Lighter roasts will take longer. You may be looking at up to a week for lighter roasts or for brewing methods with quicker extractions.
Espresso takes the longest. With espresso, you’ll get the best extraction anywhere from seven to 12 days after roasting.
If you buy a new roast of coffee fresh, you can learn the ideal degassing time simply by brewing a cup every day and taking note of how many days off roast you are when you get your best cup. Then you’ll have that information whenever you buy that roast again.
Every coffee is different, though, so you’ll need to do it with each new coffee you buy.
Can you grind coffee right after roasting?
You may be tempted to grind your roasted beans to speed up the process. While this will get rid of carbon dioxide quickly, you’ll risk having your coffee go stale prematurely. Coffee grounds have a much shorter shelf life than whole beans.
For the best cup possible, let your coffee degas whole and then grind the beans right before you intend to brew.
For reference, remember that coffee degassing takes longer with lightly roasted beans. The shorter the extraction time of your brew method, the longer your beans need to degas. In general, this is how long to degas based on your brewing method:
Degassing time for different brewing methods
|Pour over/drip||2-7 days|
|French press||2 days|
How do you know if your beans still need time?
The biggest test comes from brewing a cup of fresh coffee. But if you don’t want to waste coffee that might not be ready, there are a few ways to test whether your coffee is finished degassing.
The simplest is to pop some beans into a resealable plastic bag. Squeeze out all the air and leave the bag overnight. If the bag puffs up, it’s still degassing—no matter how many days off roast you are.
With darker roasts, you can tell by looking at your beans. They should still look a bit oily and leave residue on your hands when you handle them. If you notice that neither of these is true, brew those beans quickly before they become too stale.
Lighter roasts are harder to assess visually than darker roasts, but the bag test should help with them. Just remember that they will take significantly longer to degas than your dark roasts. You need plenty of patience to get the best cup possible.
Storage for degassing
When you want to degas, storage is important. Most store-bought coffee is shipped in bags with one-way degassing valves that will let out carbon dioxide without letting in oxygen. It should be degassed by the time you get it.
Buying fresh from the local roaster is different. Storage becomes an important factor. Anything fully airtight will trap the carbon dioxide, and the released gas may cause your container to explode if it’s left on its own for too long.

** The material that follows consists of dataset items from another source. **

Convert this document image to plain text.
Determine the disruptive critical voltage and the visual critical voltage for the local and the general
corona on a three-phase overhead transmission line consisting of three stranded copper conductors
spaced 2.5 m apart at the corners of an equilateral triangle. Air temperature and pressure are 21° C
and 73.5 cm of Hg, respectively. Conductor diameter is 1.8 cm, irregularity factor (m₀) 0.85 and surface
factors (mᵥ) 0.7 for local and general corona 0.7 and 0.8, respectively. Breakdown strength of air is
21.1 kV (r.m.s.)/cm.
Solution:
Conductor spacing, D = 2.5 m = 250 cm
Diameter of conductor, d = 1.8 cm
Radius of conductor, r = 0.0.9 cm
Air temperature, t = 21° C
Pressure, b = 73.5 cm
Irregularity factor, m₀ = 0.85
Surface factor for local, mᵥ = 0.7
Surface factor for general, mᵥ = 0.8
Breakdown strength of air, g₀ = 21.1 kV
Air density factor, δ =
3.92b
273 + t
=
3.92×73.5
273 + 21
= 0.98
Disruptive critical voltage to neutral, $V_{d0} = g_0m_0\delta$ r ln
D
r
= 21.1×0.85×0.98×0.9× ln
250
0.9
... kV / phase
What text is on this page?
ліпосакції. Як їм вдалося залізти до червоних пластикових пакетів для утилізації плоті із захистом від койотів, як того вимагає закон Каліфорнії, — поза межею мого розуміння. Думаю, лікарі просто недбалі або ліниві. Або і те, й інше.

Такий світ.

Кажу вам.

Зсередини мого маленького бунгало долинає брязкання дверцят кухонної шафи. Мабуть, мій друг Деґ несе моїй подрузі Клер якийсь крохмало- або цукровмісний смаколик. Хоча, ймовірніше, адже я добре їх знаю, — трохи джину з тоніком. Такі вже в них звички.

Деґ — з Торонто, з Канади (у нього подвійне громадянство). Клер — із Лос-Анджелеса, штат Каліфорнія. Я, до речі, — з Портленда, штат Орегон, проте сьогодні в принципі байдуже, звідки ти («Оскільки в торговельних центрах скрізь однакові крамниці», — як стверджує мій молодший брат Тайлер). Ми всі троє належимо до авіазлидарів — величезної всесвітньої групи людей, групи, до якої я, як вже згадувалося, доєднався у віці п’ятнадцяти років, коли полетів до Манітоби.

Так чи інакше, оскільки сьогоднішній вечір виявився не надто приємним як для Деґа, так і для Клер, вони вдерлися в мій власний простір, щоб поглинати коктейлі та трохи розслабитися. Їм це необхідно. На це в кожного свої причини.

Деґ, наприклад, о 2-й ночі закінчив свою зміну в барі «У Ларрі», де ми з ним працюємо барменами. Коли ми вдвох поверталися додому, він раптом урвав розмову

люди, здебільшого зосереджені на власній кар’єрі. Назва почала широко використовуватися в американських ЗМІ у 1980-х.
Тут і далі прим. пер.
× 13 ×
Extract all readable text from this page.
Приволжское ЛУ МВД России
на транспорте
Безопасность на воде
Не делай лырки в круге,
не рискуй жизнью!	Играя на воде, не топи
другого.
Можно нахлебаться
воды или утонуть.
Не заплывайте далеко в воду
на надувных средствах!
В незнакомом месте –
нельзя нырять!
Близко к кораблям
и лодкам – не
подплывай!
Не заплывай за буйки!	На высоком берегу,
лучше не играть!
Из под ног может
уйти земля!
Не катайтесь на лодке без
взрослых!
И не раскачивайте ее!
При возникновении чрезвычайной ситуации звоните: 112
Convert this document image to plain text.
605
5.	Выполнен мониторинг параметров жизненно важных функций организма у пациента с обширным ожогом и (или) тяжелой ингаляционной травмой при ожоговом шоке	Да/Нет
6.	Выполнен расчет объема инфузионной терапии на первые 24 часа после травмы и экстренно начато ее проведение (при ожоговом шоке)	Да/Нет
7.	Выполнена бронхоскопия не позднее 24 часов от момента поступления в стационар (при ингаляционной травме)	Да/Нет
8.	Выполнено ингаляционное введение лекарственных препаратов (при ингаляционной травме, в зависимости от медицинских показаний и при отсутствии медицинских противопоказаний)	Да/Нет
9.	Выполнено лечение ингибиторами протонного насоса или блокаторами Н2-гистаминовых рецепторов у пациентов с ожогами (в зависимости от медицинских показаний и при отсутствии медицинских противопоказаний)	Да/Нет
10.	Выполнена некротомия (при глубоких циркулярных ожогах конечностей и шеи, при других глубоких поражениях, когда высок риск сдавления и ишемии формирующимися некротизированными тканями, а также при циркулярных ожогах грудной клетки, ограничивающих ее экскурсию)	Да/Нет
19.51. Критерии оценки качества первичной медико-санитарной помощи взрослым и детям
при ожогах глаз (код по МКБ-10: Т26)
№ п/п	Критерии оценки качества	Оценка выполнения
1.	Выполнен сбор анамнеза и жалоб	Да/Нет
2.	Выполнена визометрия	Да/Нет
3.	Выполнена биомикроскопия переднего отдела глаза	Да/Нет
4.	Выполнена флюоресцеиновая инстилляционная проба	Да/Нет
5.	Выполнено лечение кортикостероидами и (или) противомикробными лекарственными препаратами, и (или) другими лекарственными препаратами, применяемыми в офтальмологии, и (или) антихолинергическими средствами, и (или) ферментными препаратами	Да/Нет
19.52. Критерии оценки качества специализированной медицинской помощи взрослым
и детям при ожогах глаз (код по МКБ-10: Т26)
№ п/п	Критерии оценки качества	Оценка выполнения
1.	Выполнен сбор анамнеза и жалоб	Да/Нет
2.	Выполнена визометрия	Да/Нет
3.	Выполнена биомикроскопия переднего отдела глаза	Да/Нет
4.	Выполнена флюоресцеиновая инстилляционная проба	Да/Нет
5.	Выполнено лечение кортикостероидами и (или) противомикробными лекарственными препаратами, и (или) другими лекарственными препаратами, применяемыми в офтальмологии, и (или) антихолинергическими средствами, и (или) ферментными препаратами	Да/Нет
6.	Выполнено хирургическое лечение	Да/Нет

If you can find a container with a degassing valve, this will let you seal up your coffee immediately after roasting. If you can’t, you can use a typical airtight container but be sure not to seal it fully for at least 24 hours. Then return a couple of times over the next day to open the container and let out any carbon dioxide. Keep it brief, because you will also be letting in oxygen and oxygen is—along with light and moisture—one of coffee’s enemies.